In 2021 he moved back to Southern Sweden and his former youth club, Landskrona BoIS. Landskrona was noted for making do only with players from the region. It was therefore dubbed "Sweden's Athletic Club" in the media. At the same time, Landskrona did not play as a fully professional team. With players working on the side, Murbeck was a manager of a padel arena.

After one season in Landskrona, though, Murbeck attracted interest from several larger clubs, possibly in several countries. In early February 2022 he signed for IK Sirius and was flown directly to their training camp in Spain. He managed to get his competitive debut for Sirius, in the . In late March he ruptured a cruciate ligament and was ruled out for the rest of the year. Having hoped to return in 2023, he was still out by the summer of that year.

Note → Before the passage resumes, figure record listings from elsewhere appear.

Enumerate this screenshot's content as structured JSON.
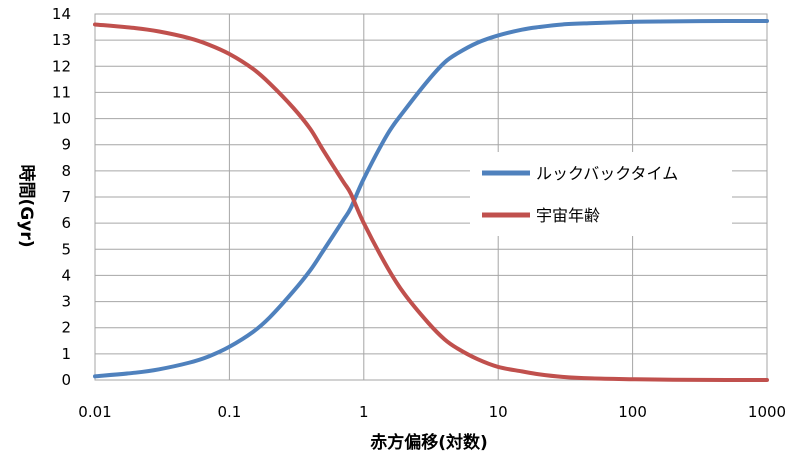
{
  "chart_data": {
    "type": "line",
    "xlabel": "赤方偏移(対数)",
    "ylabel": "時間(Gyr)",
    "x_scale": "log",
    "xlim": [
      0.01,
      1000
    ],
    "ylim": [
      0,
      14
    ],
    "x_ticks": [
      "0.01",
      "0.1",
      "1",
      "10",
      "100",
      "1000"
    ],
    "y_ticks": [
      "0",
      "1",
      "2",
      "3",
      "4",
      "5",
      "6",
      "7",
      "8",
      "9",
      "10",
      "11",
      "12",
      "13",
      "14"
    ],
    "grid": true,
    "legend_position": "right",
    "series": [
      {
        "name": "ルックバックタイム",
        "color": "#4f81bd",
        "x": [
          0.01,
          0.02,
          0.03,
          0.05,
          0.07,
          0.1,
          0.15,
          0.2,
          0.3,
          0.4,
          0.5,
          0.7,
          0.8,
          1,
          1.5,
          2,
          3,
          4,
          5,
          7,
          10,
          15,
          20,
          30,
          50,
          100,
          200,
          500,
          1000
        ],
        "y": [
          0.14,
          0.28,
          0.41,
          0.66,
          0.9,
          1.27,
          1.84,
          2.4,
          3.4,
          4.2,
          4.95,
          6.1,
          6.58,
          7.7,
          9.4,
          10.3,
          11.45,
          12.15,
          12.5,
          12.9,
          13.18,
          13.4,
          13.5,
          13.6,
          13.65,
          13.7,
          13.72,
          13.73,
          13.73
        ]
      },
      {
        "name": "宇宙年齢",
        "color": "#c0504d",
        "x": [
          0.01,
          0.02,
          0.03,
          0.05,
          0.07,
          0.1,
          0.15,
          0.2,
          0.3,
          0.4,
          0.5,
          0.7,
          0.8,
          1,
          1.5,
          2,
          3,
          4,
          5,
          7,
          10,
          15,
          20,
          30,
          50,
          100,
          200,
          500,
          1000
        ],
        "y": [
          13.6,
          13.46,
          13.33,
          13.08,
          12.83,
          12.47,
          11.9,
          11.34,
          10.4,
          9.6,
          8.78,
          7.6,
          7.13,
          6.0,
          4.3,
          3.3,
          2.2,
          1.55,
          1.2,
          0.8,
          0.5,
          0.33,
          0.22,
          0.12,
          0.06,
          0.03,
          0.01,
          0.0,
          0.0
        ]
      }
    ]
  }
}
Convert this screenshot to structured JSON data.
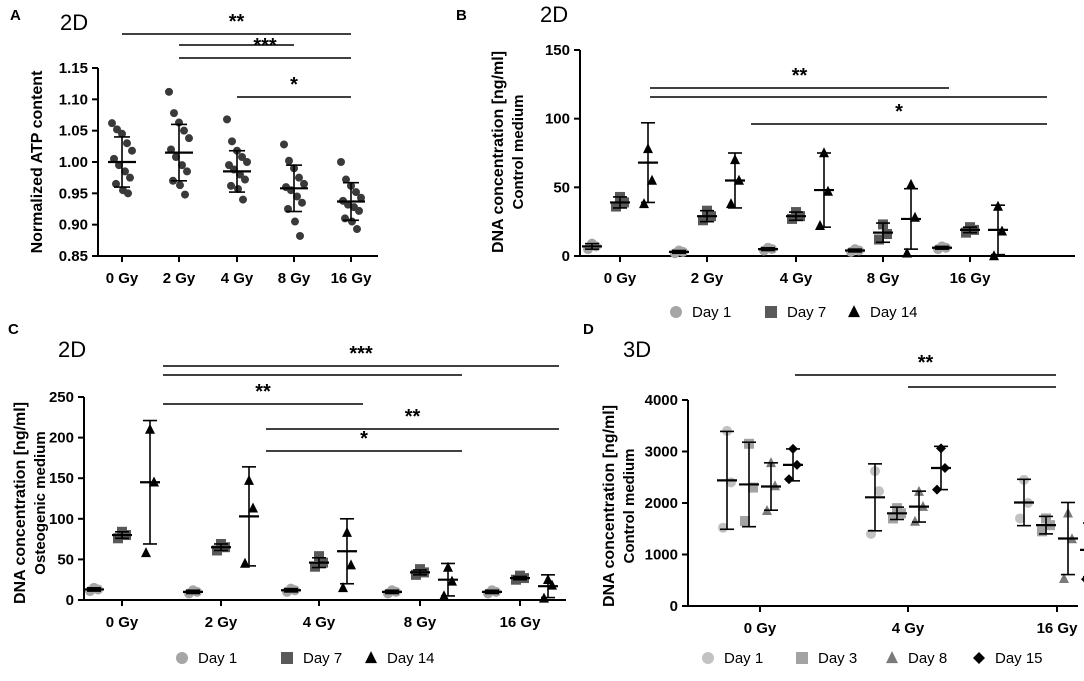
{
  "colors": {
    "ink": "#000000",
    "day1_2d": "#a6a6a6",
    "day7_2d": "#595959",
    "day14_2d": "#000000",
    "day1_3d": "#c2c2c2",
    "day3_3d": "#a3a3a3",
    "day8_3d": "#7a7a7a",
    "day15_3d": "#000000",
    "atp_points": "#3a3a3a"
  },
  "chart_data": [
    {
      "id": "A",
      "panel_label": "A",
      "type": "scatter",
      "title": "2D",
      "xlabel": "",
      "ylabel": "Normalized ATP content",
      "ylim": [
        0.85,
        1.15
      ],
      "yticks": [
        "0.85",
        "0.90",
        "0.95",
        "1.00",
        "1.05",
        "1.10",
        "1.15"
      ],
      "categories": [
        "0 Gy",
        "2 Gy",
        "4 Gy",
        "8 Gy",
        "16 Gy"
      ],
      "points": [
        [
          1.062,
          1.052,
          1.045,
          1.03,
          1.018,
          1.005,
          0.995,
          0.985,
          0.975,
          0.965,
          0.955,
          0.95
        ],
        [
          1.112,
          1.078,
          1.063,
          1.05,
          1.038,
          1.02,
          1.008,
          0.995,
          0.985,
          0.97,
          0.963,
          0.948
        ],
        [
          1.068,
          1.033,
          1.018,
          1.008,
          1.0,
          0.995,
          0.988,
          0.98,
          0.972,
          0.962,
          0.957,
          0.94
        ],
        [
          1.028,
          1.002,
          0.99,
          0.975,
          0.965,
          0.96,
          0.955,
          0.945,
          0.935,
          0.925,
          0.905,
          0.882
        ],
        [
          1.0,
          0.972,
          0.962,
          0.952,
          0.943,
          0.938,
          0.932,
          0.928,
          0.922,
          0.91,
          0.905,
          0.893
        ]
      ],
      "means": [
        1.0,
        1.015,
        0.985,
        0.958,
        0.937
      ],
      "sd": [
        0.04,
        0.045,
        0.033,
        0.037,
        0.03
      ],
      "significance": [
        {
          "from": 0,
          "to": 4,
          "label": "**"
        },
        {
          "from": 1,
          "to": 3,
          "label": ""
        },
        {
          "from": 1,
          "to": 4,
          "label": "***"
        },
        {
          "from": 2,
          "to": 4,
          "label": "*"
        }
      ]
    },
    {
      "id": "B",
      "panel_label": "B",
      "type": "grouped-scatter",
      "title": "2D",
      "ylabel": "DNA concentration [ng/ml]",
      "ylabel2": "Control medium",
      "ylim": [
        0,
        150
      ],
      "yticks": [
        "0",
        "50",
        "100",
        "150"
      ],
      "categories": [
        "0 Gy",
        "2 Gy",
        "4 Gy",
        "8 Gy",
        "16 Gy"
      ],
      "series": [
        {
          "name": "Day 1",
          "marker": "circle",
          "color": "#a6a6a6",
          "means": [
            7,
            3,
            5,
            4,
            6
          ],
          "sd": [
            2,
            1,
            1,
            1,
            1
          ],
          "points": [
            [
              5,
              7,
              9
            ],
            [
              2,
              3,
              4
            ],
            [
              4,
              5,
              6
            ],
            [
              3,
              4,
              5
            ],
            [
              5,
              6,
              7
            ]
          ]
        },
        {
          "name": "Day 7",
          "marker": "square",
          "color": "#595959",
          "means": [
            39,
            29,
            29,
            17,
            19
          ],
          "sd": [
            4,
            4,
            3,
            7,
            2
          ],
          "points": [
            [
              36,
              39,
              43
            ],
            [
              26,
              29,
              33
            ],
            [
              27,
              29,
              32
            ],
            [
              12,
              16,
              23
            ],
            [
              17,
              19,
              21
            ]
          ]
        },
        {
          "name": "Day 14",
          "marker": "triangle",
          "color": "#000000",
          "means": [
            68,
            55,
            48,
            27,
            19
          ],
          "sd": [
            29,
            20,
            27,
            22,
            18
          ],
          "points": [
            [
              38,
              55,
              78
            ],
            [
              38,
              55,
              70
            ],
            [
              22,
              47,
              75
            ],
            [
              2,
              28,
              52
            ],
            [
              0,
              18,
              36
            ]
          ]
        }
      ],
      "legend": [
        "Day 1",
        "Day 7",
        "Day 14"
      ],
      "significance": [
        {
          "from": 0,
          "to": 3,
          "label": "**"
        },
        {
          "from": 0,
          "to": 4,
          "label": ""
        },
        {
          "from": 1,
          "to": 4,
          "label": "*"
        }
      ]
    },
    {
      "id": "C",
      "panel_label": "C",
      "type": "grouped-scatter",
      "title": "2D",
      "ylabel": "DNA concentration [ng/ml]",
      "ylabel2": "Osteogenic medium",
      "ylim": [
        0,
        250
      ],
      "yticks": [
        "0",
        "50",
        "100",
        "150",
        "200",
        "250"
      ],
      "categories": [
        "0 Gy",
        "2 Gy",
        "4 Gy",
        "8 Gy",
        "16 Gy"
      ],
      "series": [
        {
          "name": "Day 1",
          "marker": "circle",
          "color": "#a6a6a6",
          "means": [
            13,
            10,
            12,
            10,
            10
          ],
          "sd": [
            2,
            2,
            2,
            2,
            2
          ],
          "points": [
            [
              11,
              13,
              15
            ],
            [
              8,
              10,
              12
            ],
            [
              10,
              12,
              14
            ],
            [
              8,
              10,
              12
            ],
            [
              8,
              10,
              12
            ]
          ]
        },
        {
          "name": "Day 7",
          "marker": "square",
          "color": "#595959",
          "means": [
            80,
            65,
            46,
            34,
            27
          ],
          "sd": [
            4,
            4,
            6,
            3,
            2
          ],
          "points": [
            [
              76,
              80,
              84
            ],
            [
              61,
              65,
              69
            ],
            [
              41,
              46,
              54
            ],
            [
              31,
              34,
              38
            ],
            [
              25,
              27,
              30
            ]
          ]
        },
        {
          "name": "Day 14",
          "marker": "triangle",
          "color": "#000000",
          "means": [
            145,
            103,
            60,
            25,
            17
          ],
          "sd": [
            76,
            61,
            40,
            20,
            14
          ],
          "points": [
            [
              58,
              145,
              210
            ],
            [
              45,
              113,
              147
            ],
            [
              15,
              43,
              83
            ],
            [
              5,
              23,
              40
            ],
            [
              2,
              18,
              25
            ]
          ]
        }
      ],
      "legend": [
        "Day 1",
        "Day 7",
        "Day 14"
      ],
      "significance": [
        {
          "from": 0,
          "to": 4,
          "label": "***"
        },
        {
          "from": 0,
          "to": 3,
          "label": ""
        },
        {
          "from": 0,
          "to": 2,
          "label": "**"
        },
        {
          "from": 1,
          "to": 4,
          "label": "**"
        },
        {
          "from": 1,
          "to": 3,
          "label": "*"
        }
      ]
    },
    {
      "id": "D",
      "panel_label": "D",
      "type": "grouped-scatter",
      "title": "3D",
      "ylabel": "DNA concentration [ng/ml]",
      "ylabel2": "Control medium",
      "ylim": [
        0,
        4000
      ],
      "yticks": [
        "0",
        "1000",
        "2000",
        "3000",
        "4000"
      ],
      "categories": [
        "0 Gy",
        "4 Gy",
        "16 Gy"
      ],
      "series": [
        {
          "name": "Day 1",
          "marker": "circle",
          "color": "#c2c2c2",
          "means": [
            2440,
            2110,
            2010
          ],
          "sd": [
            950,
            650,
            450
          ],
          "points": [
            [
              1520,
              2400,
              3400
            ],
            [
              1400,
              2230,
              2620
            ],
            [
              1700,
              2000,
              2450
            ]
          ]
        },
        {
          "name": "Day 3",
          "marker": "square",
          "color": "#a3a3a3",
          "means": [
            2360,
            1800,
            1570
          ],
          "sd": [
            820,
            120,
            170
          ],
          "points": [
            [
              1650,
              2300,
              3150
            ],
            [
              1700,
              1800,
              1900
            ],
            [
              1450,
              1570,
              1700
            ]
          ]
        },
        {
          "name": "Day 8",
          "marker": "triangle",
          "color": "#7a7a7a",
          "means": [
            2320,
            1930,
            1310
          ],
          "sd": [
            460,
            300,
            700
          ],
          "points": [
            [
              1850,
              2330,
              2780
            ],
            [
              1640,
              1930,
              2220
            ],
            [
              530,
              1300,
              1800
            ]
          ]
        },
        {
          "name": "Day 15",
          "marker": "diamond",
          "color": "#000000",
          "means": [
            2740,
            2680,
            1090
          ],
          "sd": [
            310,
            420,
            520
          ],
          "points": [
            [
              2460,
              2740,
              3050
            ],
            [
              2260,
              2680,
              3060
            ],
            [
              520,
              1200,
              1500
            ]
          ]
        }
      ],
      "legend": [
        "Day 1",
        "Day 3",
        "Day 8",
        "Day 15"
      ],
      "significance": [
        {
          "from": 0,
          "to": 2,
          "label": "**"
        },
        {
          "from": 1,
          "to": 2,
          "label": ""
        }
      ]
    }
  ]
}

Finally, Murbeck managed to return to training in November 2023. His first friendly match came against Degerfors in January 2024. His first start in the Allsvenskan was against Mjällby in July 2024. Murbeck played 16 games of the 2024 Allsvenskan. He did not gain a regular starting place, however, and was allowed to rejoin Landskrona ahead of the 2025 season. Part of the reason why he moved to Southern Sweden again was that he started a relationship with an air stewardess who often worked out of Copenhagen. The couple therefore settled in Lund (Murbeck resided in Eslöv during his previous spell with BoIS). However, before the start of the 2025 Superettan, Murbeck sustained an achilles tendon injury that might keep him away from football for 6 to 9 months.